Editorial: Ever on trial

It's absurd to talk of prison reforms when bail remains the exception and incarceration the rule

The Editorial Board Published 16.02.22, 02:12 AM
Representational image.

Representational image. Shutterstock

For years, under-trial prisoners have outnumbered convicted persons in Indian prisons. But now the National Crime Records Bureau’s report, Prison Statistics India: 2020, shows that under-trial prisoners and detainees — those arrested but not under trial — make up over 75 per cent of the total number of inmates. Between 2015 and 2020, there has been a decrease of 15.5 per cent of convicts while those awaiting trial have increased by 31.3 per cent and detainees by 40.6 per cent. This rise must be seen in the context of repeated Supreme Court rulings — the first being in March 2020 — regarding the importance of decongesting prisons to protect the right to life and health of inmates and staff during the pandemic. Interim bail or parole for those whose offences call for imprisonment up to seven years would reduce overcrowding. The court directed the formation of high-powered committees in each state to decide on parole, with an eye to age and comorbidity. Funnily enough, the NCRB report indicates that compared to 2019, the release of convicts and under-trial prisoners declined in 2020, while the number of detainees and under-trial prisoners increased. So what did the HPCs do? The Supreme Court asked them for the parameters they use for the release of inmates in May 2021, and directed in July that those given parole the previous year should not be asked to surrender, but the parole period extended.
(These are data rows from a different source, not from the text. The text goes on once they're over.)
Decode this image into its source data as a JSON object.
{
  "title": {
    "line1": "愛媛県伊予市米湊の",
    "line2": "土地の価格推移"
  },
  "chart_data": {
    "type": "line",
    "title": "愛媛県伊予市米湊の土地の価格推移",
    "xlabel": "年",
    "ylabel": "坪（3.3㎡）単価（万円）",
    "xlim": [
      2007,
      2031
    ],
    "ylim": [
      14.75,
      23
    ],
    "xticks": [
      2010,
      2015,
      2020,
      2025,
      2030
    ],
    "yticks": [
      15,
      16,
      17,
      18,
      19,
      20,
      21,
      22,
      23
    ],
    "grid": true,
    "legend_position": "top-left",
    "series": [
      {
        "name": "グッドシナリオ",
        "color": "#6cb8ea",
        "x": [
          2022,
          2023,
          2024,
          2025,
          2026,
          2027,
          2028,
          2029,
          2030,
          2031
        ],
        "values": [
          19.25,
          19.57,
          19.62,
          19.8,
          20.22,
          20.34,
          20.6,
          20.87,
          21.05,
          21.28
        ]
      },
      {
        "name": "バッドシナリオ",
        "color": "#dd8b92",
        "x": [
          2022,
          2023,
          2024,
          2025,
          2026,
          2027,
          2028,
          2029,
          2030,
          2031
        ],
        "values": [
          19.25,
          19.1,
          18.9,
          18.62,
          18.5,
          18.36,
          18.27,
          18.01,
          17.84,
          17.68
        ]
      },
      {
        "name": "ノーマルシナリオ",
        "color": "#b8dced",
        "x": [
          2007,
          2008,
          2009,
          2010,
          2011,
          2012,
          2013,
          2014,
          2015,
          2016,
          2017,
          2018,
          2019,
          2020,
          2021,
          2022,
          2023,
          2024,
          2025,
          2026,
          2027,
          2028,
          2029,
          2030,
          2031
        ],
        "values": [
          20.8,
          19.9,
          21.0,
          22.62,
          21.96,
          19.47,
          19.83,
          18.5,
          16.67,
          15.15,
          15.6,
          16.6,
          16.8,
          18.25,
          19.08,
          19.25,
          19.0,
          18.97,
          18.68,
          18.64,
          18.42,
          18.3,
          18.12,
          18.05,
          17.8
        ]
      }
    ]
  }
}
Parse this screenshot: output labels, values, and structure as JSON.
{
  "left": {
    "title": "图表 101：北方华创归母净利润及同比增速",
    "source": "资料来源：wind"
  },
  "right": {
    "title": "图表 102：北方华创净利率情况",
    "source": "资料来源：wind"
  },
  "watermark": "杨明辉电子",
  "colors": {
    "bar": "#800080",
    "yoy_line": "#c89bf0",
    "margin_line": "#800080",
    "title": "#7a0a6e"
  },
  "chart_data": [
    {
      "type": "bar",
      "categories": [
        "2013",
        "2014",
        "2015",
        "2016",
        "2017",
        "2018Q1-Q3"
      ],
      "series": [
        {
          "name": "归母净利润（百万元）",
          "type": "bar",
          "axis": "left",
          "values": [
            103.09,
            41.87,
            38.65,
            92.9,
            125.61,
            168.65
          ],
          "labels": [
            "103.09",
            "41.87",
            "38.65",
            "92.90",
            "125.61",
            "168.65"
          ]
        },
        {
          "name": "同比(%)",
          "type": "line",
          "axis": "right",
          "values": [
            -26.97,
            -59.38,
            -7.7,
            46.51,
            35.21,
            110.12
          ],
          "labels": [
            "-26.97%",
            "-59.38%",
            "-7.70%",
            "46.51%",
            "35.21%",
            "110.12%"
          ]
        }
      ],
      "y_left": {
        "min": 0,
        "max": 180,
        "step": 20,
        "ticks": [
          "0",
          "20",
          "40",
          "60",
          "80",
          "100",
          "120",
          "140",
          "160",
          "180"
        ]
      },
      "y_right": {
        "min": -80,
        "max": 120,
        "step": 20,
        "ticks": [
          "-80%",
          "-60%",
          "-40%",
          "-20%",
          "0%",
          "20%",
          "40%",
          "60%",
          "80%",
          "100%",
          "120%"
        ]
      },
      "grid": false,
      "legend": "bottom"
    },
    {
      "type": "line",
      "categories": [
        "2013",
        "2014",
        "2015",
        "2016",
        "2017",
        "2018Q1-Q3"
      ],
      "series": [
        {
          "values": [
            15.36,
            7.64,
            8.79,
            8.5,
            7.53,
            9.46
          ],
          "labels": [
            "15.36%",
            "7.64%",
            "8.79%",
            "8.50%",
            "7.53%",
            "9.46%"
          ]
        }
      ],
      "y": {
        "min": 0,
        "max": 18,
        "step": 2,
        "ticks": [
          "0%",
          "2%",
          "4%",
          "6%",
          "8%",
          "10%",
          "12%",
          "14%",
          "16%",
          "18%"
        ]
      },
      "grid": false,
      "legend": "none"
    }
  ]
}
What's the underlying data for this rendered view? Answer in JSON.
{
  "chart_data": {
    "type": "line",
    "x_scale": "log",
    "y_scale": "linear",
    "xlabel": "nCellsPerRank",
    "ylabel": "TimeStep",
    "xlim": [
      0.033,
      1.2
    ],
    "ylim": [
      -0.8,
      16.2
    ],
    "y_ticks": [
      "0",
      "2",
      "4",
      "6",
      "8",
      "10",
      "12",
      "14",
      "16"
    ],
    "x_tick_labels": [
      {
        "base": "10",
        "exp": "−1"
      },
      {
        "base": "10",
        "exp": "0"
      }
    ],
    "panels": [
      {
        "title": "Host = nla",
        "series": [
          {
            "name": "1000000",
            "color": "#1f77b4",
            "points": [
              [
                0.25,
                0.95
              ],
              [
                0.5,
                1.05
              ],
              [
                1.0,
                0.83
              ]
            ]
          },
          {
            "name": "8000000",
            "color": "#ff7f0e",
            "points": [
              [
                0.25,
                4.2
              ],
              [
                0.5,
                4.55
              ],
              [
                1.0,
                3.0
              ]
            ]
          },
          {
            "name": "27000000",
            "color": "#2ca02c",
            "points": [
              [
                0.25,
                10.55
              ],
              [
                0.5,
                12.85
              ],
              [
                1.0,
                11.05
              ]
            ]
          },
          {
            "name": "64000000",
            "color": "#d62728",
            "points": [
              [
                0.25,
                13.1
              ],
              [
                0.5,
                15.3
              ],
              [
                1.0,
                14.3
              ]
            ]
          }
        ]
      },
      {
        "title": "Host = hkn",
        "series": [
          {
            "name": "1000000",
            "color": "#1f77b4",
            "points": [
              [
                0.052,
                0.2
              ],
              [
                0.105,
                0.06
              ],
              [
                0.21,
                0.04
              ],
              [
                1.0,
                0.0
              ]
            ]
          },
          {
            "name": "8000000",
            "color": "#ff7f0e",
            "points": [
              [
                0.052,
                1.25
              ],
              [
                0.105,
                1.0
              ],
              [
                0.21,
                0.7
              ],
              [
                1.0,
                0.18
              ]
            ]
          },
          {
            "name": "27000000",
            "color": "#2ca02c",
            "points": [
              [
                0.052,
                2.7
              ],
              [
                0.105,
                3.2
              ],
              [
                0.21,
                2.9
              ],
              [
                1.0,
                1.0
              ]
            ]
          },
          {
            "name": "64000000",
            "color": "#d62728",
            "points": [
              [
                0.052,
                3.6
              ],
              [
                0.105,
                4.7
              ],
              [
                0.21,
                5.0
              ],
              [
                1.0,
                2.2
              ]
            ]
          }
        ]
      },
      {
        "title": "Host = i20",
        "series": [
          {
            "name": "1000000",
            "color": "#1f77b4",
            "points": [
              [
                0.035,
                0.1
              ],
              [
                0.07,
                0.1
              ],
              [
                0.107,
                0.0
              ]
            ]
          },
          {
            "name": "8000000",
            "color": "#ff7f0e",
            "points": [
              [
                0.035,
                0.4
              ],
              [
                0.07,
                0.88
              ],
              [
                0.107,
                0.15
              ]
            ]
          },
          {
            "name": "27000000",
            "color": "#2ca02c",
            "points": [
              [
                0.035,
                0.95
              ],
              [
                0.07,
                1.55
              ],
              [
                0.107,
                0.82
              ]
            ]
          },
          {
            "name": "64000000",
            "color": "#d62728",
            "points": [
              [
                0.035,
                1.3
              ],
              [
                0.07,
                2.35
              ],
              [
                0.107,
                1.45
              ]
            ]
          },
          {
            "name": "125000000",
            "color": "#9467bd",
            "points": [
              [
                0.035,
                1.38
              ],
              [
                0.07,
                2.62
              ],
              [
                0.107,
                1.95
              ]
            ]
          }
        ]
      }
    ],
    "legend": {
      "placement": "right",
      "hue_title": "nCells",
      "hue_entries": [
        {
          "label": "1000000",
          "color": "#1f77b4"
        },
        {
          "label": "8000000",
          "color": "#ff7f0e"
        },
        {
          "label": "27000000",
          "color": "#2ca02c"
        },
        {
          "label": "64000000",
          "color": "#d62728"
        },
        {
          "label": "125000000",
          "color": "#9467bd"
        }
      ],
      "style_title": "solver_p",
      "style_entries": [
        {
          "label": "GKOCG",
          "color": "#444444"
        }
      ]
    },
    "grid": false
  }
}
But humanity is seldom discernible in the law-enforcing arms of the State. That more than 70 per cent of under-trial prisoners and detainees are from marginalized classes, castes and minority religions may say something about institutionalized attitudes. The rules instituted by prisons to control the spread of the virus destroyed all transparency. Custodial deaths increased by 7.0 per cent in 2020 and accidental deaths — suicide and murder included — by 18.1 per cent. Meanwhile, it would seem from the rising tide of arrests for violation of lockdown rules that the court had not spoken. Under-trial prisoners were also unable to go to court or meet their lawyers, while the judicial process slowed down because of the pandemic. Far from addressing these problems with practical solutions, governments and HPCs exhibited an attitude that can at best be termed callous. It is absurd to talk of changes and reforms when bail remains the exception and incarceration the rule even during the most acute crisis.